Indeed, Castaldo’s condition was critical. As the food had passed through his system, it had perforated his bowels, causing more pain and, even worse, a massive infection from waste seeping into his abdominal cavity.

Having been a surgical patient at Johns Hopkins for over 20 years, Castaldo asked to be transferred to Hopkins’ main campus in downtown Baltimore. While the Suburban staff made arrangements for the transfer to Baltimore, his wife, Atsuko, began making phone calls to Hopkins, trying to reach anyone who might be able to help. Ultimately Michael Zenilman, the recently appointed regional director of surgery, was asked to head to Suburban to evaluate Castaldo himself. “He was too sick,” Zenilman recalls. “If he’d been transferred, chances are he wouldn’t have made it. He needed an immediate emergency operation.”

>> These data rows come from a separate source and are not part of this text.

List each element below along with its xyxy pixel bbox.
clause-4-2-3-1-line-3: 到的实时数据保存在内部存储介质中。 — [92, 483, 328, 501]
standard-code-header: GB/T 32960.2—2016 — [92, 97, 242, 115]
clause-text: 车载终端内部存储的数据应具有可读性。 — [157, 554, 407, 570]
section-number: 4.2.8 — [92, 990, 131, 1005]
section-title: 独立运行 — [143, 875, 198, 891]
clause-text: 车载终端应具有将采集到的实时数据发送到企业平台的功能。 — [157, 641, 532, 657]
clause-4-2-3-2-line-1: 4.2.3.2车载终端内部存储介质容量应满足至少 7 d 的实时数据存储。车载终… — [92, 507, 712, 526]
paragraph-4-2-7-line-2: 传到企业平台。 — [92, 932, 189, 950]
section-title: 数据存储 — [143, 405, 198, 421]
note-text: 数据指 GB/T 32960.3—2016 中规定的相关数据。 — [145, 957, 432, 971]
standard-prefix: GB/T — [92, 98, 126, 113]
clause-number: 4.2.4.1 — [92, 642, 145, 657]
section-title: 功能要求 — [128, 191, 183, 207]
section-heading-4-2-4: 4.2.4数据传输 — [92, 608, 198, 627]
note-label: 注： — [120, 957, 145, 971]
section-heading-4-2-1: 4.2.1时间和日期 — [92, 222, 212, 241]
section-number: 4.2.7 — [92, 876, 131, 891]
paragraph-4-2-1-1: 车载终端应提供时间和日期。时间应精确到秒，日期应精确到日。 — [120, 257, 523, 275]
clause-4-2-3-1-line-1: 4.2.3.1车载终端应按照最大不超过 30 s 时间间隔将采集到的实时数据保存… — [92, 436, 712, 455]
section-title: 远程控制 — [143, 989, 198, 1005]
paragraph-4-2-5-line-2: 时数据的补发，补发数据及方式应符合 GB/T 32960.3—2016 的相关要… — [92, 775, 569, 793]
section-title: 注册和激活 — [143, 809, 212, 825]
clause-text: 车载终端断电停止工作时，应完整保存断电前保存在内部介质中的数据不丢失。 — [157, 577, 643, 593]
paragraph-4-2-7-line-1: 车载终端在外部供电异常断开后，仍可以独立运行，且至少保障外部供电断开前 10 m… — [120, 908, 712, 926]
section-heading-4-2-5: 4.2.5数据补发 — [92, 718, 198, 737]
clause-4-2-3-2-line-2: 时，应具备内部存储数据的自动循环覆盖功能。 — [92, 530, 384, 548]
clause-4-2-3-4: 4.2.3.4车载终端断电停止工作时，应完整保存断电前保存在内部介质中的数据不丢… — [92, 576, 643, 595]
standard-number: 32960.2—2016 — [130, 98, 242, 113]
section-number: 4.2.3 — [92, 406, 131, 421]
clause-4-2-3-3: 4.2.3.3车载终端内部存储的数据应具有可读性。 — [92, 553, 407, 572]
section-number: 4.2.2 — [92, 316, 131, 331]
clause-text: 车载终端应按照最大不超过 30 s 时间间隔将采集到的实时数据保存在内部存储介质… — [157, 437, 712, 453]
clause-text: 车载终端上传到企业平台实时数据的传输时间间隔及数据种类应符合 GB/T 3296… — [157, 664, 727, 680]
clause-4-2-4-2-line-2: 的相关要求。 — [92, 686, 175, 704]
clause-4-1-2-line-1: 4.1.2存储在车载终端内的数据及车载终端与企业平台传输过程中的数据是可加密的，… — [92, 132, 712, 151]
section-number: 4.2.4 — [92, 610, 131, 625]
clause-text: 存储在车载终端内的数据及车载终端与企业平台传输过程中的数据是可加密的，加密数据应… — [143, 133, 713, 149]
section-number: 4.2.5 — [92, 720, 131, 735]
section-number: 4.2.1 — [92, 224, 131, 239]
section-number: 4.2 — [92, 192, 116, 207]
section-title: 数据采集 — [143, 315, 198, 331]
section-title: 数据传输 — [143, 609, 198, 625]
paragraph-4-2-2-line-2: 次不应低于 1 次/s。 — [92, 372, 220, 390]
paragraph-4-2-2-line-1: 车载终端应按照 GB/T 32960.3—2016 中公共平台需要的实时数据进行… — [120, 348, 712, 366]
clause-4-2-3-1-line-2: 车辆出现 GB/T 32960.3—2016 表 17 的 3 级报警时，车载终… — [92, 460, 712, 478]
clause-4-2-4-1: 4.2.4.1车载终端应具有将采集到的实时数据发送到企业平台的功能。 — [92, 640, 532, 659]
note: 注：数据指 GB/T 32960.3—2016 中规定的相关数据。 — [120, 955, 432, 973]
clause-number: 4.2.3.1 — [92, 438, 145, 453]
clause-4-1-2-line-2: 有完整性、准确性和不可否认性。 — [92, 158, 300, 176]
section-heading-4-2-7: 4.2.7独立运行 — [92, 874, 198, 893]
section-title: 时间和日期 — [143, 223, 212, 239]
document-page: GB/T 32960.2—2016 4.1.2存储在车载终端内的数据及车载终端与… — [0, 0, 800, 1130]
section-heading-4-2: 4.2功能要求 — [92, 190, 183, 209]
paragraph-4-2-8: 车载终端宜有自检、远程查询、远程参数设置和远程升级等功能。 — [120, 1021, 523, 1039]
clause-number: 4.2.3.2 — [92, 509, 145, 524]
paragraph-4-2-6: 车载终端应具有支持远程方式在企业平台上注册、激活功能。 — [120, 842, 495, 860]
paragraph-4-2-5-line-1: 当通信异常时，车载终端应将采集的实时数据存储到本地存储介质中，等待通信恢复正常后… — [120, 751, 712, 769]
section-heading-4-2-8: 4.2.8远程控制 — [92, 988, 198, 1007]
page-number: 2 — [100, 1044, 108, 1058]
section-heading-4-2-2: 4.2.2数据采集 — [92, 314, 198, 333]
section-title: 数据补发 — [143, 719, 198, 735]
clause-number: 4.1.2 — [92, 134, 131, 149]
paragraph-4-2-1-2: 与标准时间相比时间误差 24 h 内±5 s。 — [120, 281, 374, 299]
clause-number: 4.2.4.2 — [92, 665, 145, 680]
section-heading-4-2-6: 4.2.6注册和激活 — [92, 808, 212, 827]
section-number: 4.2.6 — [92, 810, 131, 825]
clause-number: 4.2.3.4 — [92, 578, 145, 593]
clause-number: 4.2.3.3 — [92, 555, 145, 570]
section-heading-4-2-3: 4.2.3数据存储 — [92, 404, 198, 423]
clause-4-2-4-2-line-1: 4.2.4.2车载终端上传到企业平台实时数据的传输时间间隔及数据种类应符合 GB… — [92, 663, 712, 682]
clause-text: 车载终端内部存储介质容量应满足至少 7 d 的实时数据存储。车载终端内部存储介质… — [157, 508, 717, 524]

Several hours later, the procedure was a success, although Zenilman had to perform an ileostomy—something Castaldo had strived to avoid his entire life. Even with the procedure over, he wasn’t out of the woods yet. The next day, Zenilman discovered that Castaldo had heavy internal bleeding and required a second emergency operation. “He was great,” Castaldo says. “If he hadn’t been there, I would have bled to death that night. He saved my life twice over a 24-hour period.” Castaldo spent another six weeks in the hospital fighting multiple infections caused by the perforation.

A year later, however, he’s thriving. Having gained back the 50 pounds he lost during his ordeal, Castaldo recently underwent another procedure with Zenilman to reverse the ileostomy. He’s back on his feet and back at the dinner table, eating as conscientiously as ever. And, despite his careful diet and his frightening experience, he refuses to live in fear of another future incident. “Even though I’ve had this problem my whole life and have endured six major surgeries in the last 20 years,” he says, “I don’t really think of myself as a sick person.”